After six years, four Taylor’s Versions, and countless legal and emotional twists, Taylor Swift has reclaimed the rights to her first six albums — this time, for good. On May 30, 2025, the 35-year-old pop icon announced via her official website that she has purchased her masters from private equity firm Shamrock Capital for approximately $360 million. The deal gives Swift full ownership of Taylor Swift, Fearless, Speak Now, Red, 1989, and Reputation — along with the music videos, concert films, unreleased songs, and album art that came with them.
A Long Road, a Major Win
“This is really happening,” she wrote in a statement that had Swifties and music industry veterans alike tearing up. “I almost stopped thinking it could ever happen, after 20 years of having the carrot dangled and then yanked away. But that’s all in the past now. All of the music I’ve ever made… now belongs… to me.”
The $360 million deal, first reported by Billboard, brings an emotional and symbolic close to a years-long saga that began in 2019, when Scooter Braun’s Ithaca Holdings acquired Big Machine Records — and with it, the master recordings to Swift’s earliest work. Braun sold the masters to Shamrock Capital in 2020 for $405 million, and Swift publicly rejected any continued partnership that would profit Braun. Instead, she took the long road: re-recording the albums under the “Taylor’s Version” label and flooding the market with her own new versions, effectively devaluing the originals while deepening her connection with fans.

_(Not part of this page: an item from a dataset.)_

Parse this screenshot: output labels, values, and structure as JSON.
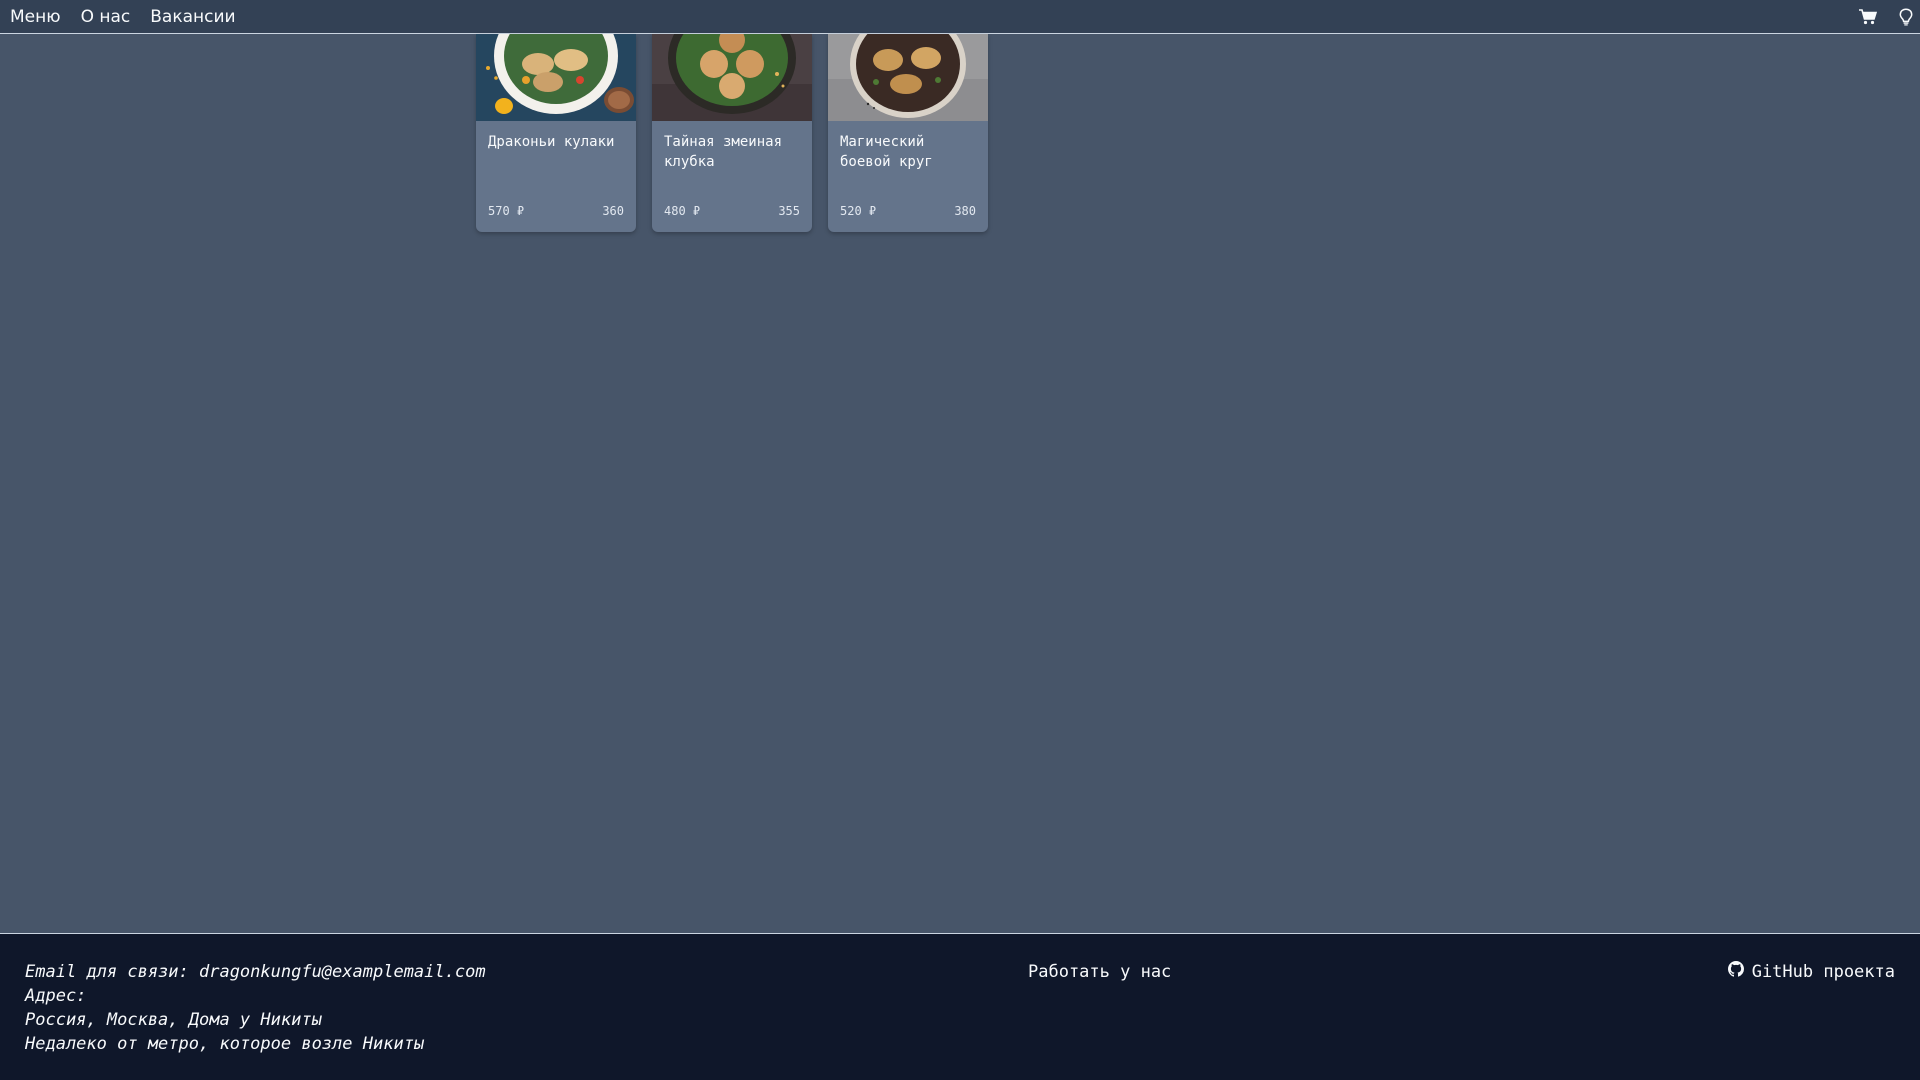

The result? A streaming revolution, a catalog reborn, and now, a legacy truly owned.
Why the Price Makes Sense
Although Shamrock reportedly paid $405 million for the masters five years ago, the re-recordings — Fearless (Taylor’s Version), Red (Taylor’s Version), Speak Now (Taylor’s Version), and 1989 (Taylor’s Version) — gave Swift unprecedented leverage. According to insiders cited by People and CNBC, her 2025 price of $360 million reflected the original catalog’s diminished commercial value after her versions dominated the charts.
Still, the deal represents one of the largest artist-led acquisitions in music history. She now owns every part of the catalog — including unreleased tracks and visuals — and is reportedly free to distribute, license, and profit from the music on her own terms. It's the kind of full-circle moment few artists ever get.
“She Did It” — The Internet Reacts
Reactions to Swift’s announcement were swift — and ecstatic. “She did it. She really owns her art,” wrote one user on X. Another added, “This is what perseverance looks like.” Even Shamrock Capital, in a rare gesture, expressed public support for the deal, stating they were “thrilled with this outcome” and “so happy for Taylor.”
For Swift, who famously described the 2019 sale of her music as her “worst-case scenario,” this moment was more than business. “I’ve been bursting into tears of joy at random intervals ever since I found out that this is really happening,” she wrote in her open letter. “It finally feels like mine.”
What It Means for the Industry
Swift’s battle for ownership has already reshaped the conversation around artist rights in the streaming age. Her ability to weaponize fan loyalty, re-record old work, and ultimately buy back her catalog on her own terms has made her a case study in music business strategy — and a cautionary tale for record labels betting against artists’ autonomy.
Now, with full control of both her original and re-recorded catalogs, she’s positioned not just as a pop star but as a music mogul. The deal is also expected to boost her net worth significantly — estimates place her earnings from the deal between $500 million and $700 million before taxes, depending on her exact share of ownership in the original works.
The Final Word
Taylor Swift didn’t just buy back her music — she rewrote the rules. And she did it without compromise. “Thank you for helping to reunite me with this art that I have dedicated my life to,” she told fans in her statement. “But have never owned until now.”
With the final masters now under her control, Swift closes the chapter on a story that reshaped the music industry — and starts writing a new one entirely on her terms.